Redox Reactions with Calcium-Metal Nanoparticles.

Abstract

Calcium is generally a highly reactive alkaline-earth metal, but as bulk metal, it exhibits only low reactivity at ambient conditions due to small surface area, low solubility, and/or passivation. The reactivity can be significantly enhanced when using small-sized calcium nanoparticles. In this regard, we describe the first synthesis of Ca(0) nanoparticles, 5.4 ± 1.2 nm in size, by TMEDA-supported reduction of CaI₂ with lithium naphthalenide in toluene (TMEDA: N,N,N',N'-tetramethylethylenediamine).

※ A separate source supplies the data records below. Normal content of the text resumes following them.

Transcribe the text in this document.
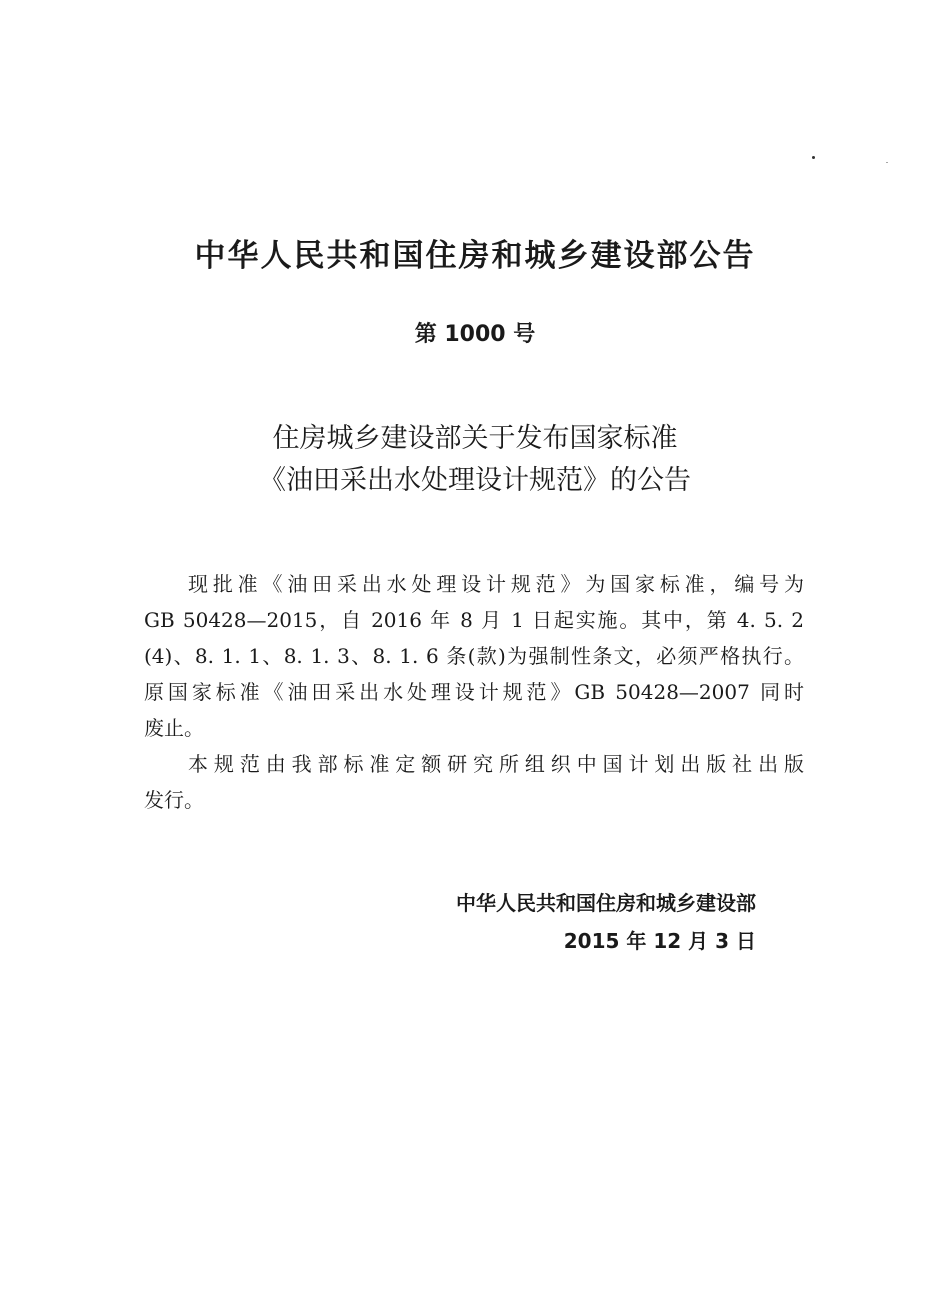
中华人民共和国住房和城乡建设部公告
第 1000 号
住房城乡建设部关于发布国家标准
《油田采出水处理设计规范》的公告
现批准《油田采出水处理设计规范》为国家标准，编号为
GB 50428—2015，自 2016 年 8 月 1 日起实施。其中，第 4. 5. 2
(4)、8. 1. 1、8. 1. 3、8. 1. 6 条(款)为强制性条文，必须严格执行。
原国家标准《油田采出水处理设计规范》GB 50428—2007 同时
废止。
本规范由我部标准定额研究所组织中国计划出版社出版
发行。
中华人民共和国住房和城乡建设部
2015 年 12 月 3 日
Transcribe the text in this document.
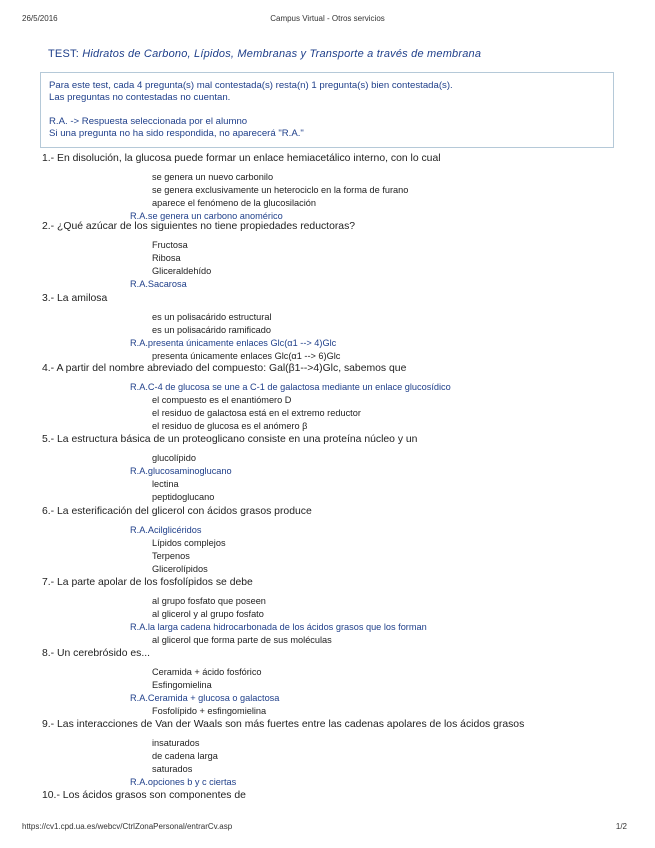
26/5/2016	Campus Virtual - Otros servicios
TEST: Hidratos de Carbono, Lípidos, Membranas y Transporte a través de membrana
Para este test, cada 4 pregunta(s) mal contestada(s) resta(n) 1 pregunta(s) bien contestada(s).
Las preguntas no contestadas no cuentan.
R.A. -> Respuesta seleccionada por el alumno
Si una pregunta no ha sido respondida, no aparecerá "R.A."
1.- En disolución, la glucosa puede formar un enlace hemiacetálico interno, con lo cual
se genera un nuevo carbonilo
se genera exclusivamente un heterociclo en la forma de furano
aparece el fenómeno de la glucosilación
R.A.se genera un carbono anomérico
2.- ¿Qué azúcar de los siguientes no tiene propiedades reductoras?
Fructosa
Ribosa
Gliceraldehído
R.A.Sacarosa
3.- La amilosa
es un polisacárido estructural
es un polisacárido ramificado
R.A.presenta únicamente enlaces Glc(α1 --> 4)Glc
presenta únicamente enlaces Glc(α1 --> 6)Glc
4.- A partir del nombre abreviado del compuesto: Gal(β1-->4)Glc, sabemos que
R.A.C-4 de glucosa se une a C-1 de galactosa mediante un enlace glucosídico
el compuesto es el enantiómero D
el residuo de galactosa está en el extremo reductor
el residuo de glucosa es el anómero β
5.- La estructura básica de un proteoglicano consiste en una proteína núcleo y un
glucolípido
R.A.glucosaminoglucano
lectina
peptidoglucano
6.- La esterificación del glicerol con ácidos grasos produce
R.A.Acilglicéridos
Lípidos complejos
Terpenos
Glicerolípidos
7.- La parte apolar de los fosfolípidos se debe
al grupo fosfato que poseen
al glicerol y al grupo fosfato
R.A.la larga cadena hidrocarbonada de los ácidos grasos que los forman
al glicerol que forma parte de sus moléculas
8.- Un cerebrósido es...
Ceramida + ácido fosfórico
Esfingomielina
R.A.Ceramida + glucosa o galactosa
Fosfolípido + esfingomielina
9.- Las interacciones de Van der Waals son más fuertes entre las cadenas apolares de los ácidos grasos
insaturados
de cadena larga
saturados
R.A.opciones b y c ciertas
10.- Los ácidos grasos son componentes de
https://cv1.cpd.ua.es/webcv/CtrlZonaPersonal/entrarCv.asp	1/2
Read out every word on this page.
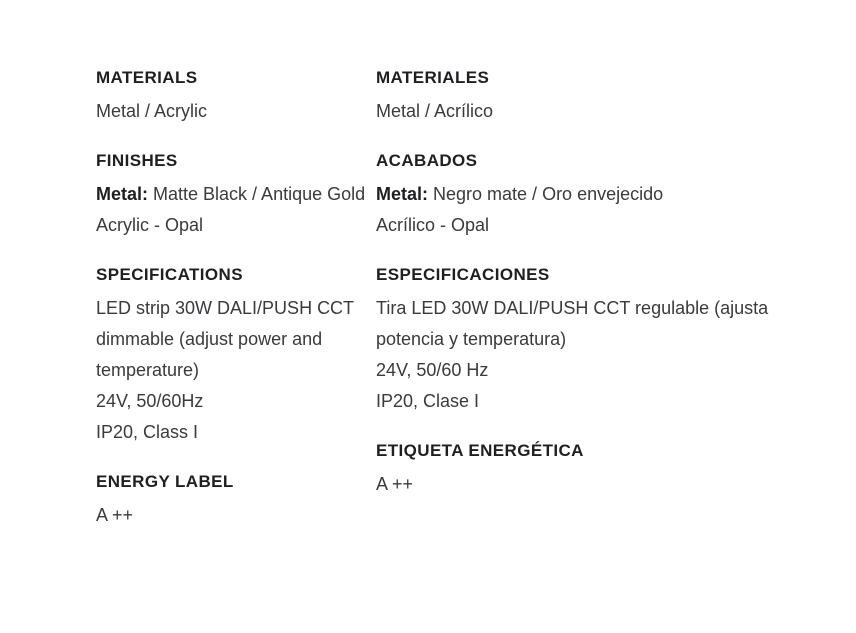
MATERIALS

Metal / Acrylic

FINISHES

Metal: Matte Black / Antique Gold
Acrylic - Opal

SPECIFICATIONS

LED strip 30W DALI/PUSH CCT dimmable (adjust power and temperature)
24V, 50/60Hz
IP20, Class I

ENERGY LABEL

A ++

MATERIALES

Metal / Acrílico

ACABADOS

Metal: Negro mate / Oro envejecido
Acrílico - Opal

ESPECIFICACIONES

Tira LED 30W DALI/PUSH CCT regulable (ajusta potencia y temperatura)
24V, 50/60 Hz
IP20, Clase I

ETIQUETA ENERGÉTICA

A ++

We also show Ca(0) nanoparticles to be substantially different from so-called "Rieke calcium". The high reactivity can be used for redox reactions, for instance, with [Cp₂MoCl₂] and the sterically demanding β-diketiminate ligand H^DippNacNac (Dipp: 2,6-iPr₂C₆H₃) or with [(Ph₃P)AuCl] as a derivative of a ligand-stabilized noble metal. The Ca(0)-nanoparticle-driven reactions result in the novel compounds [{(^DippNacNac)(thf)Ca}₂(naph)] (1) with a rare naphthalenide dianion, [{(^DippNacNac)(thf)CaMo(Cp)H}₂(fulvalene)] (2) with unusual MoH → Ca dative bonding, and [Au₉(PPh₃)₈](naph)(tmeda)_0.5 (3) with a non-charged body-centered cubic Au₉ cluster core of zerovalent gold. Ca(0) nanoparticles and the compounds 1-3 are characterized by electron microscopy, X-ray diffraction (single crystals, powders), spectroscopy (IR, UV-Vis, NMR, EPR), and computation. Exemplarily, the formation of 1-3 points to the potential of nanosized alkaline-earth metals for chemical syntheses and the different reactivity of nanosized and bulk metals.